Стеша стояла в моей спальне перед огромным зеркальным шкафом и каким-то ненашинским приспособлением в виде щипчиков с лупой выщипывала себе брови.
— Степанида, ты же православная девушка — беззлобно упрекнула я, любуясь ее точеным личиком.
— Ах оставьте, маменька, — не отрываясь от зеркала ласково сказала Стеша. — Быть можно дельным человеком и думать о красе... ой, ёй, бровей — как сказал поэт, и потом, при чем тут православие? Вон, Иоанн Кронштадтский. Он был святым, людей исцелял, а думал о своей внешности, любил красивые меховые шубы носить — я читала, и что, его кто-нибудь упрекает в этом?
— Ну при чем тут брови?
— Очень даже при чем. Брови — тот же мех. А мне лично лишний мех на лице ни к чему.
И Стеша смешно чихнула.
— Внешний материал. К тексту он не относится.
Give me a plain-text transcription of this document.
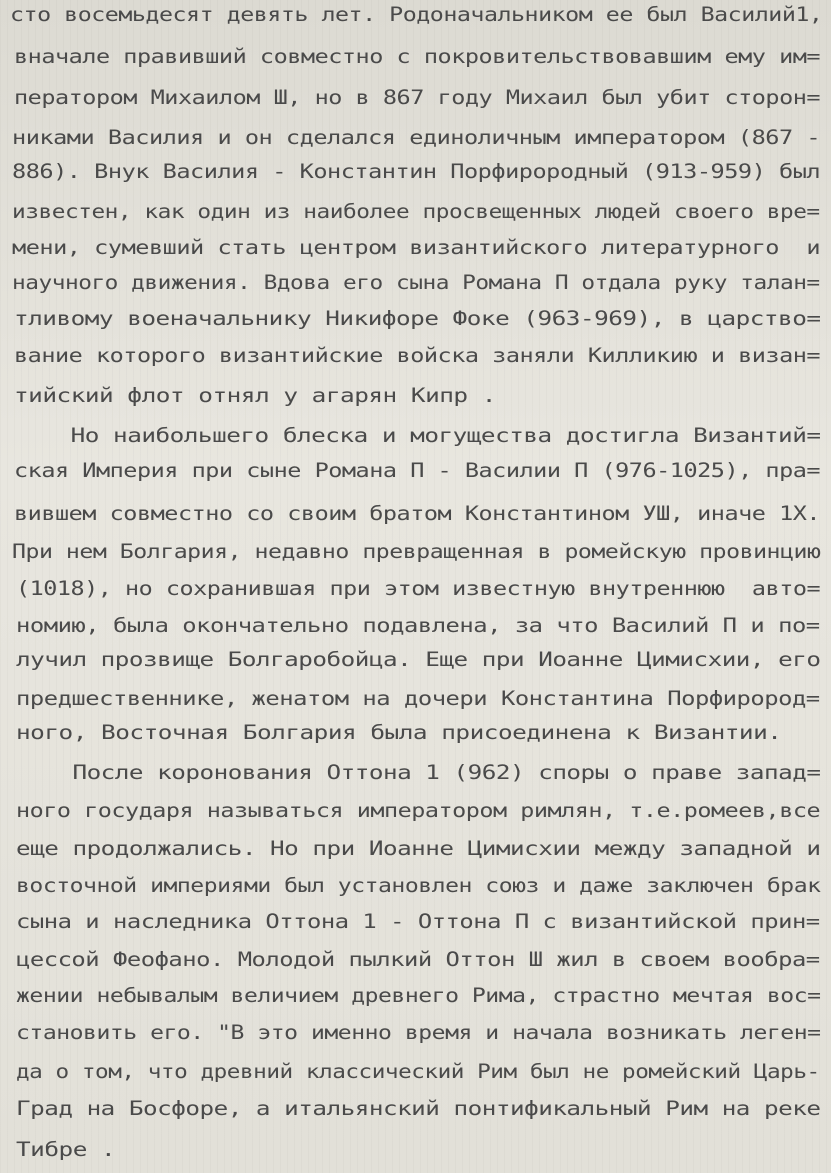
сто восемьдесят девять лет. Родоначальником ее был Василий1,
вначале правивший совместно с покровительствовавшим ему им=
ператором Михаилом Ш, но в 867 году Михаил был убит сторон=
никами Василия и он сделался единоличным императором (867 -
886). Внук Василия - Константин Порфирородный (913-959) был
известен, как один из наиболее просвещенных людей своего вре=
мени, сумевший стать центром византийского литературного  и
научного движения. Вдова его сына Романа П отдала руку талан=
тливому военачальнику Никифоре Фоке (963-969), в царство=
вание которого византийские войска заняли Килликию и визан=
тийский флот отнял у агарян Кипр .
Но наибольшего блеска и могущества достигла Византий=
ская Империя при сыне Романа П - Василии П (976-1025), пра=
вившем совместно со своим братом Константином УШ, иначе 1Х.
При нем Болгария, недавно превращенная в ромейскую провинцию
(1018), но сохранившая при этом известную внутреннюю  авто=
номию, была окончательно подавлена, за что Василий П и по=
лучил прозвище Болгаробойца. Еще при Иоанне Цимисхии, его
предшественнике, женатом на дочери Константина Порфирород=
ного, Восточная Болгария была присоединена к Византии.
После коронования Оттона 1 (962) споры о праве запад=
ного государя называться императором римлян, т.е.ромеев,все
еще продолжались. Но при Иоанне Цимисхии между западной и
восточной империями был установлен союз и даже заключен брак
сына и наследника Оттона 1 - Оттона П с византийской прин=
цессой Феофано. Молодой пылкий Оттон Ш жил в своем вообра=
жении небывалым величием древнего Рима, страстно мечтая вос=
становить его. "В это именно время и начала возникать леген=
да о том, что древний классический Рим был не ромейский Царь-
Град на Босфоре, а итальянский понтификальный Рим на реке
Тибре .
Видно, волосок от брови случайно попал ей в нос.
В дверях появился Федор, жующий глазированный сырок.
— Хотите вопрос для «что, где, когда»? При каких обстоятельствах брови лезут в нос?
— Не чавкай, Ворошилов.
— Между прочим, когда чавкаешь ты не только чувствуешь вкус, ты его слышишь.
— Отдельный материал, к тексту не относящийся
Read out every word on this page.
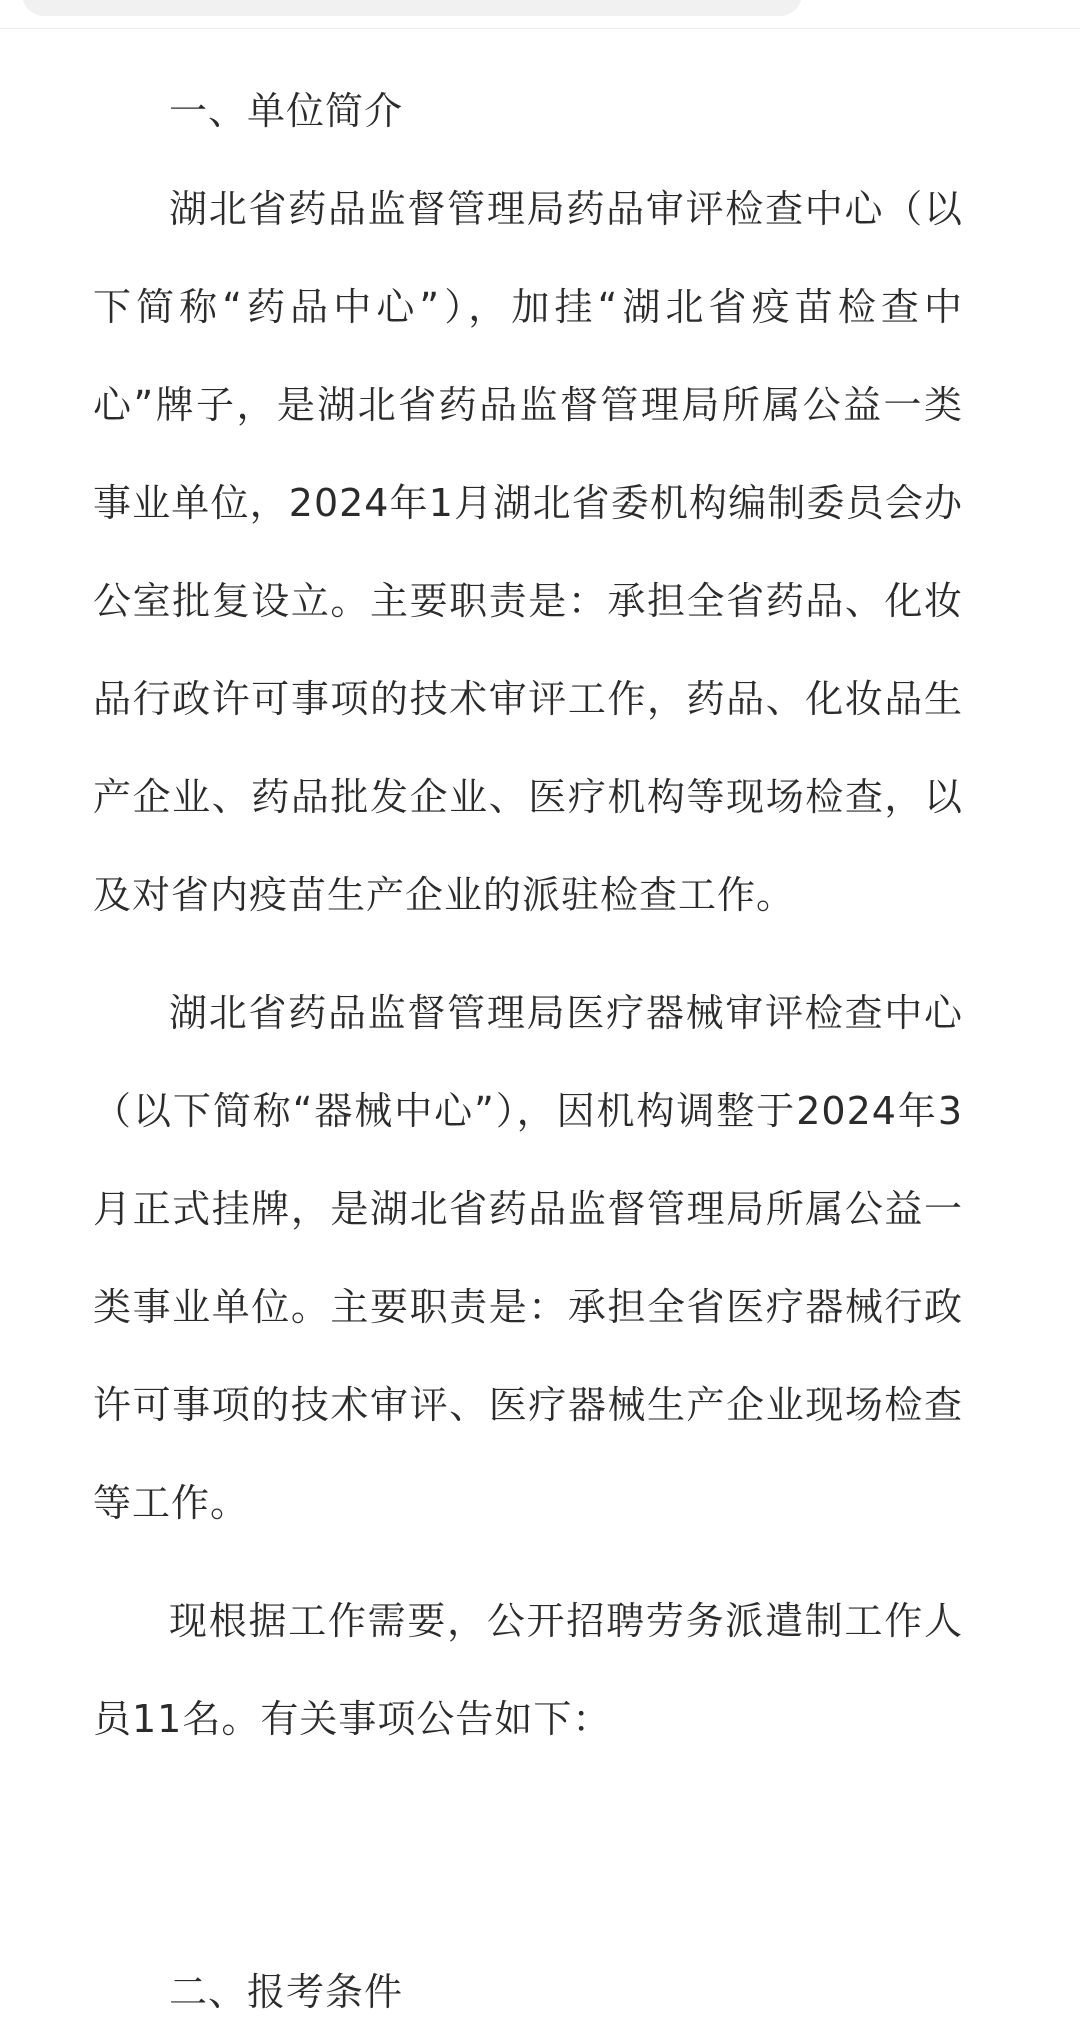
一、单位简介

湖北省药品监督管理局药品审评检查中心（以下简称“药品中心”），加挂“湖北省疫苗检查中心”牌子，是湖北省药品监督管理局所属公益一类事业单位，2024年1月湖北省委机构编制委员会办公室批复设立。主要职责是：承担全省药品、化妆品行政许可事项的技术审评工作，药品、化妆品生产企业、药品批发企业、医疗机构等现场检查，以及对省内疫苗生产企业的派驻检查工作。

湖北省药品监督管理局医疗器械审评检查中心（以下简称“器械中心”），因机构调整于2024年3月正式挂牌，是湖北省药品监督管理局所属公益一类事业单位。主要职责是：承担全省医疗器械行政许可事项的技术审评、医疗器械生产企业现场检查等工作。

现根据工作需要，公开招聘劳务派遣制工作人员11名。有关事项公告如下：

二、报考条件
И Федор удалился, продолжая слушать вкус сырка.
— Мам, а что это за Велюров звонил?
— Почему Велюров?
— Потому что у него голос такой, велюровый какой-то.
— Пожалуй.
— Он что, к тебе в хор просится?
— Нет, он ко мне в другое место просится
— Как? То есть вот так прямо? Ну это как-то неприлично даже.
— Да нет, доча. В сердце. В сердце он ко мне просится.
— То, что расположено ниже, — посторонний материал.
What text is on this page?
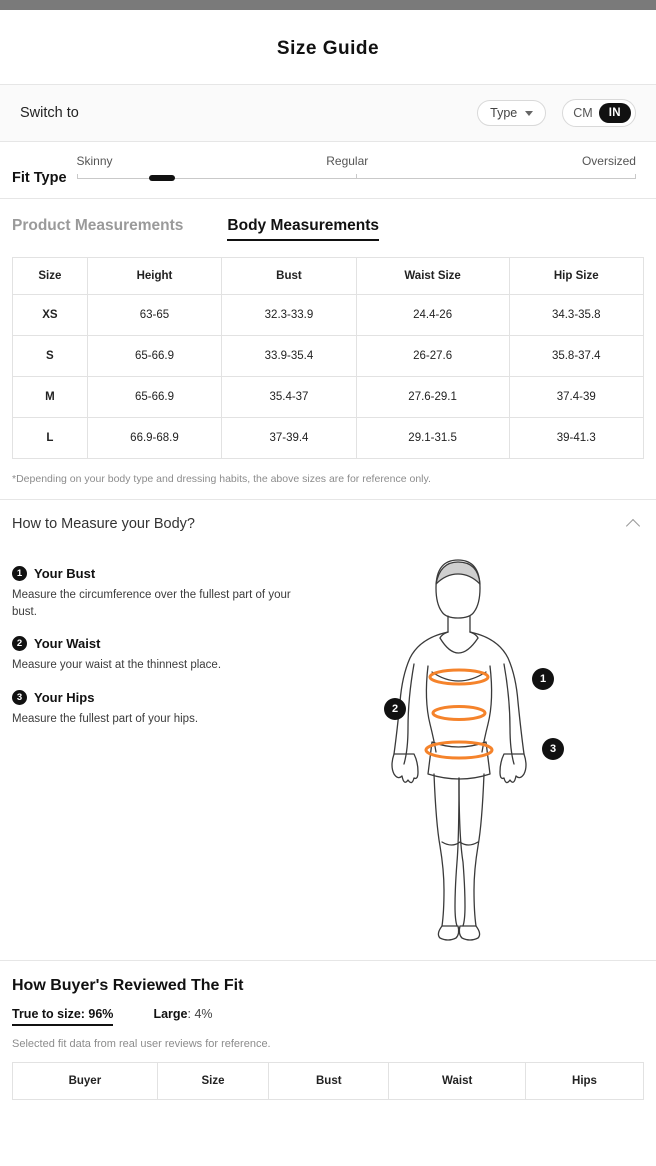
Size Guide
Switch to	Type	CM	IN
Fit Type
Skinny	Regular	Oversized
Product Measurements	Body Measurements
Size	Height	Bust	Waist Size	Hip Size
XS	63-65	32.3-33.9	24.4-26	34.3-35.8
S	65-66.9	33.9-35.4	26-27.6	35.8-37.4
M	65-66.9	35.4-37	27.6-29.1	37.4-39
L	66.9-68.9	37-39.4	29.1-31.5	39-41.3
*Depending on your body type and dressing habits, the above sizes are for reference only.
How to Measure your Body?
1 Your Bust
Measure the circumference over the fullest part of your bust.
2 Your Waist
Measure your waist at the thinnest place.
3 Your Hips
Measure the fullest part of your hips.
1
2
3
How Buyer's Reviewed The Fit
True to size: 96%	Large: 4%
Selected fit data from real user reviews for reference.
Buyer	Size	Bust	Waist	Hips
— А ты что же, не пускаешь?
— Упираюсь пока.
— Правильно. Вот я с Женькой не упиралась и что получилось? Прошла любовь, завяли помидоры. А с Митей у нас все по-другому будет Конечно, он мне жутко нравится, но надо держать дистанцию и соблюдать, как ты говоришь, субординацию. Пусть цветы поносит. Подождет, померзнет, в кафе поводит, в кино, филармонию. В общем пусть проявит творческую инициативу и целеустремленность. Заодно у него будет время осознать, какое счастье ему бог послал в моем лице. А вот тогда уже и венец, всему делу конец или как там..
— А кто слушал — молодец.
— А кто скушал — молодец!
В том же дверном проеме появился еще один персонаж — разгневанный Тихон.
— Мам, я, конечно, все понимаю, но кое-кто из некоторых опять пожрал все сырки в холодильнике, причем без зазорины в душе, в конце концов, я тебе сын или где? Ну как ты можешь так безразлично к этому относиться? Ну скажи ты ему. У них ведь с Полиной есть свой холодильник.
— Без зазорины в душе — это понятно, это по-нашему: без зазрения совести, а вот кое-кто из некоторых — это что-то новенькое.
Тихон периодически удивлял нас своими лингвистическими изобретениями.
— Холодильник-то есть, но сырков в нем нет. Вот, ведь, в чем проблема. А я ему мать как и тебе. Вот когда женишься будет у тебя свой холодильник без сырков, тогда поймешь.
— Вот так всегда, блин. Ой!
— Что? Что ты там буркнул? Я тебе сколько раз говорила не «блинкать». Я тебе, дрянь такая, сколько раз повторяла. Тебе сказать, вместо чего это слово говорится? Сказать?
— Ннне надо.
— Нет, давай я скажу.
— Я вслух скажу, раз оно тебе так нравится.
— Нет, мамуль, ради бога, не говори это слово, я все понял, я нечаянно, больше не буду, я... ай, Стеша, спаси меня.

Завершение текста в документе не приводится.